Smoky's web site is notoriously unreliable. I buy from them all the time because their prices are good, but the staff responsible for keeping that site up must hate their lives.
 
CAK :
I have an older attachment that slides over the blade and then is held in place by a small allen screw.
I would be willing to mail it you if you want it. But you would have to wait till after 01-07-02 as it is at my desk at work and I am off till then. If you are interested let me know.
I can mail it in a regular envelope as it is not very heavy. My god...I remember getting it over 20 years ago and I still have it !!
It was called a FLICKET..anyone remember those ?
 
The Flick-It is mentioned in Thomas Harris' book Red Dragon, which came before Silence of the Lambs and Hannibal. In it, a street thug with a bare arm -- referred to as "knife fighter's mange" by a character in the novel -- is described as carrying a Buck 110 (or similar) folder equipped with the Flick-It.
 
The Flick-it was cool, I remember them from the back of the "American Rifleman" magazize. Lots of cool ads in the backs of those old magazines:):).
 
Those Flickets were really a great idea, in their day. Some of my friends and I used them way back when. We would also try to polish the action up with anything from a paste made of Comet cleaner and water to just toothpaste. We all had varing degrees of sucess. The trouble with all those abrasives was that what we really managed to do was wear out the action quicker than necessary. Oh well, live and learn.
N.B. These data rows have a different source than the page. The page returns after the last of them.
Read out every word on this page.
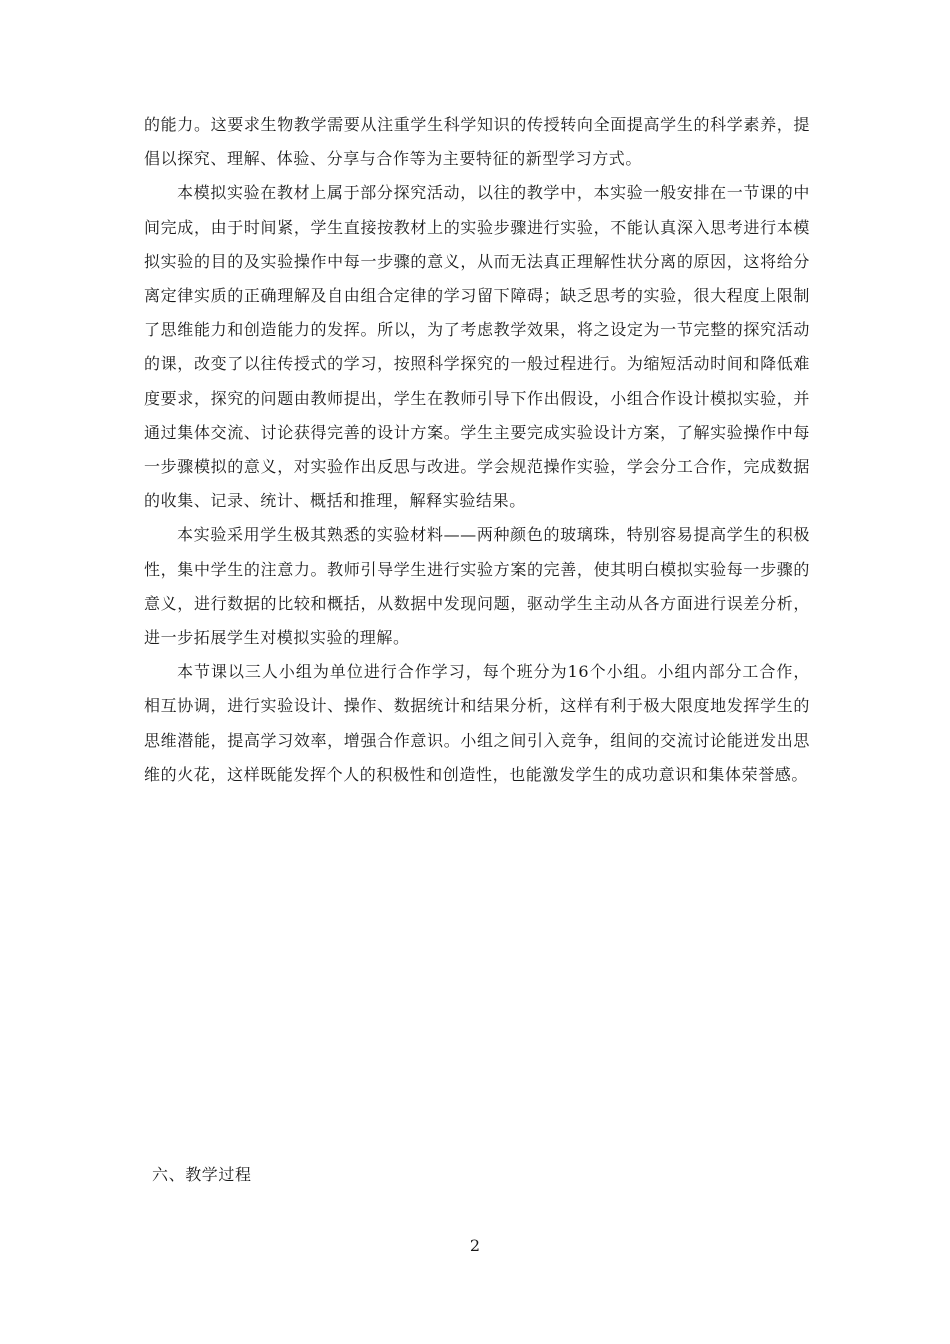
的能力。这要求生物教学需要从注重学生科学知识的传授转向全面提高学生的科学素养，提倡以探究、理解、体验、分享与合作等为主要特征的新型学习方式。

本模拟实验在教材上属于部分探究活动，以往的教学中，本实验一般安排在一节课的中间完成，由于时间紧，学生直接按教材上的实验步骤进行实验，不能认真深入思考进行本模拟实验的目的及实验操作中每一步骤的意义，从而无法真正理解性状分离的原因，这将给分离定律实质的正确理解及自由组合定律的学习留下障碍；缺乏思考的实验，很大程度上限制了思维能力和创造能力的发挥。所以，为了考虑教学效果，将之设定为一节完整的探究活动的课，改变了以往传授式的学习，按照科学探究的一般过程进行。为缩短活动时间和降低难度要求，探究的问题由教师提出，学生在教师引导下作出假设，小组合作设计模拟实验，并通过集体交流、讨论获得完善的设计方案。学生主要完成实验设计方案，了解实验操作中每一步骤模拟的意义，对实验作出反思与改进。学会规范操作实验，学会分工合作，完成数据的收集、记录、统计、概括和推理，解释实验结果。

本实验采用学生极其熟悉的实验材料——两种颜色的玻璃珠，特别容易提高学生的积极性，集中学生的注意力。教师引导学生进行实验方案的完善，使其明白模拟实验每一步骤的意义，进行数据的比较和概括，从数据中发现问题，驱动学生主动从各方面进行误差分析，进一步拓展学生对模拟实验的理解。

本节课以三人小组为单位进行合作学习，每个班分为16个小组。小组内部分工合作，相互协调，进行实验设计、操作、数据统计和结果分析，这样有利于极大限度地发挥学生的思维潜能，提高学习效率，增强合作意识。小组之间引入竞争，组间的交流讨论能迸发出思维的火花，这样既能发挥个人的积极性和创造性，也能激发学生的成功意识和集体荣誉感。

六、教学过程
2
On the idea of drilling and tapping a blade for a stud. Even a softish blade (55RC) or so is really hard to drill, and even harder to tap. I work in a machine shop and have tried upon occasion to drill and tap hardened parts. It is possible, but in the small size that would be needed for a thumb stud, most likely there would be no success. There are other methods, ie. wire EDM and that sort of thing. Machine time is costly, and when all is said and done, it would have been cheaper to get a knife with the stud. Thus the inventor of the Flicket must have known in that time line.